In the immediate aftermath, a frenzied British media asked such questions as, “Can investments ever be ethical?” and made such unsubstantiated comments as, “There is no such thing as an ethical investment.”
The church’s Ethical Investment Advisory Group (EIAG) justified the Wonga investment by saying it was in a pooled fund that it had little control over, and amounted to just £75,000 – or 0.3% of the fund.
To shed further light on the situation, and to assess what the last seven days have taught us, Blue & Green Tomorrow spoke with Simon Howard, chief executive of the UK Sustainable Investment and Finance Association (UKSIF).
What do you think is the key lesson that private and institutional investors should take from the last week?

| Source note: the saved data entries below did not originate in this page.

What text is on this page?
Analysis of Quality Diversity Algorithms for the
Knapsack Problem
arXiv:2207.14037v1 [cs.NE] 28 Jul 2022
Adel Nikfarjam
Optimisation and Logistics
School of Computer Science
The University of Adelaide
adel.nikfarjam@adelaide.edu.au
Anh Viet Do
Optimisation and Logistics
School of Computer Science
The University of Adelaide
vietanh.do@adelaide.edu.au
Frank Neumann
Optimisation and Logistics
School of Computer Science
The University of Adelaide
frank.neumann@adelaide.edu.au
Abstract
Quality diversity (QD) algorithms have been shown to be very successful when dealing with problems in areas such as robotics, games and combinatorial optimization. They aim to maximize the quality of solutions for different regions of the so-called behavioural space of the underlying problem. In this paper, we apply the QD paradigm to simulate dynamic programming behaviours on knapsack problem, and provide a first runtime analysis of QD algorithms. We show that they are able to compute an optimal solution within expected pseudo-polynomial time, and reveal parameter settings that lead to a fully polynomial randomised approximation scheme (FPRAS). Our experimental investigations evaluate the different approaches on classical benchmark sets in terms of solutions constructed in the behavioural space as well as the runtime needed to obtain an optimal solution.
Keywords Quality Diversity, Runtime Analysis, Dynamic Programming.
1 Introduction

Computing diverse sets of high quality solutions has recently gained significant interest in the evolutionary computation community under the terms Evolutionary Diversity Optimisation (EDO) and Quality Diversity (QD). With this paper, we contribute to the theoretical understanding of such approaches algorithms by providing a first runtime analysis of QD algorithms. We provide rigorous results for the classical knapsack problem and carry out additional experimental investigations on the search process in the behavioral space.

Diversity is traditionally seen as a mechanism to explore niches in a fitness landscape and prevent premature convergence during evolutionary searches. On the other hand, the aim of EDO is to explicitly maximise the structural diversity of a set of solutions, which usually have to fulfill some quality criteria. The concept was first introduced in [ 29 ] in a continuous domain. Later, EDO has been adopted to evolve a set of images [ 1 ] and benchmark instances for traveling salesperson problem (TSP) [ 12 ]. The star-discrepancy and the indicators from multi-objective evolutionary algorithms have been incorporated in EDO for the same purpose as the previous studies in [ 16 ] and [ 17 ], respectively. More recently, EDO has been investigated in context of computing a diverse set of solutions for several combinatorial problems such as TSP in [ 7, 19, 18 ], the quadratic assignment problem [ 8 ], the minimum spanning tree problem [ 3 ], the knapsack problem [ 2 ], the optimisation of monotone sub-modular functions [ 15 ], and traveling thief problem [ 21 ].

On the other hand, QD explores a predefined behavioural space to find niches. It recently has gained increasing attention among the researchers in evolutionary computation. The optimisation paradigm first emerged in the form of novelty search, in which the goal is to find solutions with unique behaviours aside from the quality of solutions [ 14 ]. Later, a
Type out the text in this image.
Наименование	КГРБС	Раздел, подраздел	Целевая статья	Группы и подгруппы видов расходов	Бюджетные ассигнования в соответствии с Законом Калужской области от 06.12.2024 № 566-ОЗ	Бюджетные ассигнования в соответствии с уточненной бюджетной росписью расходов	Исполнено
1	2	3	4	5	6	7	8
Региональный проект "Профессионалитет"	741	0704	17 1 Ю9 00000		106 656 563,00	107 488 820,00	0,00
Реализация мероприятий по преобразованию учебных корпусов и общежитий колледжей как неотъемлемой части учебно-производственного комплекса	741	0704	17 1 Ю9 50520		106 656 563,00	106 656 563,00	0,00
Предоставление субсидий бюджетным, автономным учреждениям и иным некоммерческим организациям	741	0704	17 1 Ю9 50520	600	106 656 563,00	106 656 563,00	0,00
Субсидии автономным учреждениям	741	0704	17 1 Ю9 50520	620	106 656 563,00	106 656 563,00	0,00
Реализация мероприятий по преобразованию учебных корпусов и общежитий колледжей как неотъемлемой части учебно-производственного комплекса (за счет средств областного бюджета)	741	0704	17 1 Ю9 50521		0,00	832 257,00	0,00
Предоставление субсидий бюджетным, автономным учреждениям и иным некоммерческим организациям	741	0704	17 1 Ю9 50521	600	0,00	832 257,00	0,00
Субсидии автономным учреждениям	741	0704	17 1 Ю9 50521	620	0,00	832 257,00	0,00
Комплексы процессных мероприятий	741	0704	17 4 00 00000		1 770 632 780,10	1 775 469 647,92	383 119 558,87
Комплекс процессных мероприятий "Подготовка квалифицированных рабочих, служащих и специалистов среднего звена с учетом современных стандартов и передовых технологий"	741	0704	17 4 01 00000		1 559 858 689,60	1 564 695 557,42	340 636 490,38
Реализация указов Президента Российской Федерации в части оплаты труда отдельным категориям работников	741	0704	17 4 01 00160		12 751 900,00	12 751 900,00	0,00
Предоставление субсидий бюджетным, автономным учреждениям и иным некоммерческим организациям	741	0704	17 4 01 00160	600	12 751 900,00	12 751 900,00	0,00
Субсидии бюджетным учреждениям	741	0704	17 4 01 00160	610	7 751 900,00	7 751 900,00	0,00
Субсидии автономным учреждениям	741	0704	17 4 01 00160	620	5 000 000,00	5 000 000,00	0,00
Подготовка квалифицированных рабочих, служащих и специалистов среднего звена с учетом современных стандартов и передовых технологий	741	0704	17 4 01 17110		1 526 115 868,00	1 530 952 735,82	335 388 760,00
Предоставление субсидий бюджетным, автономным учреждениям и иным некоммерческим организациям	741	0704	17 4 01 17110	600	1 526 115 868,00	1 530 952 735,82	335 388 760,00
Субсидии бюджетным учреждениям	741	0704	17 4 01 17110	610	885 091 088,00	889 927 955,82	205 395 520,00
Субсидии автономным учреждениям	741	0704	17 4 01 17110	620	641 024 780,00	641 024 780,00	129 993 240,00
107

The key lessons are the need both for transparency and for good process. Institutional asset owners should ask managers for full reporting and be prepared to pay for support in assessing that reporting and ensuring compliance with their requirements.
Individual investors should ask to see full lists of portfolio holdings and look to see up to date reporting/detailing of fund manager policies on websites.
The BBC asked, “Can investments ever be ethical?” and the Telegraph’s Questor column answered, “There is no such thing as an ethical investment.” How would you respond to Questor’s answer?
I don’t think ethics are an absolute; everyone must develop their own views. As such, the BBC and Questor questions fall into the definitional category rather than the practical.
I believe that investment can do good or ill, that some activities should not be funded because of their environmental – including climate – or social impact, and that anyone who tries to reflect this in their investments is doing the right thing.
Increasingly too, fund managers and companies understand the risk to share prices from poor practice in terms of environmental and social behaviours. The need for sustainable as well as ethical investment is becoming better recognised across the investment chain.
Does the presence of unsustainable and unethical industries in ethical funds damage the reputation’s industry?
As I say, I think ethics are not an absolute in the real world, and I would imagine most of the investments will only be unsustainable and unethical in the eyes of some people.
I would be surprised if anything generally held to be unethical were in the funds. Clearly holdings that are debateable can be used to undercut the practice of ethical investment but I don’t think they undercut the need for it or its aspirations.
Ethical funds often say they hold potentially unsustainable or unethical stocks so they can change that particular firm from within – using their rights as a shareholder to make it more sustainable and ethical. What are your thoughts about this justification for this kind of investment?
I think engagement of the type envisaged can be productive. The impact would mainly depend on the particular company, the objectives of the engagement and the vigour with which it is pursued.
Some fund managers prefer not to give details of their engagement; clearly that wouldn’t be appropriate in the situation you outline.
We often ask, and are asked, how we make sustainable and ethical investment mainstream, but what we want to know is how we make mainstream investment sustainable and ethical.
There is nothing wrong with seeking to engage with a fund manager on ethical issues, but it does run the risk of getting bogged down in definitions.
In the context of making sustainable investment mainstream, I think a sensible approach is to focus on financial risk. There are clearly discernible financial risks in many sectors stemming from climate change and resource depletion and fund managers can be asked to explain how they handle these.
There are also clear risks inherent in supply chains and production methods from social issues such as child labour and human rights, and there are very potent PR risks from sourcing from counterparties where the investee company isn’t on top of health and safety issues.
Managers should be able to answer how they assess and mitigate these risks. UKSIF wants all owners to be better able to reflect their values in their investments – that’s what our National Ethical Investment Week and Ownership Day campaigns are all about – and engaging on ethics or risk are simply two ways of doing that.
Creating a stable, clear policy framework that rewards long-term investment decisions is also vital for creating the signals that encourage mainstream investors to look more closely at sustainable and ethical investment. This is why it is so important for the industry to engage with politicians, regulators and officials on these issues.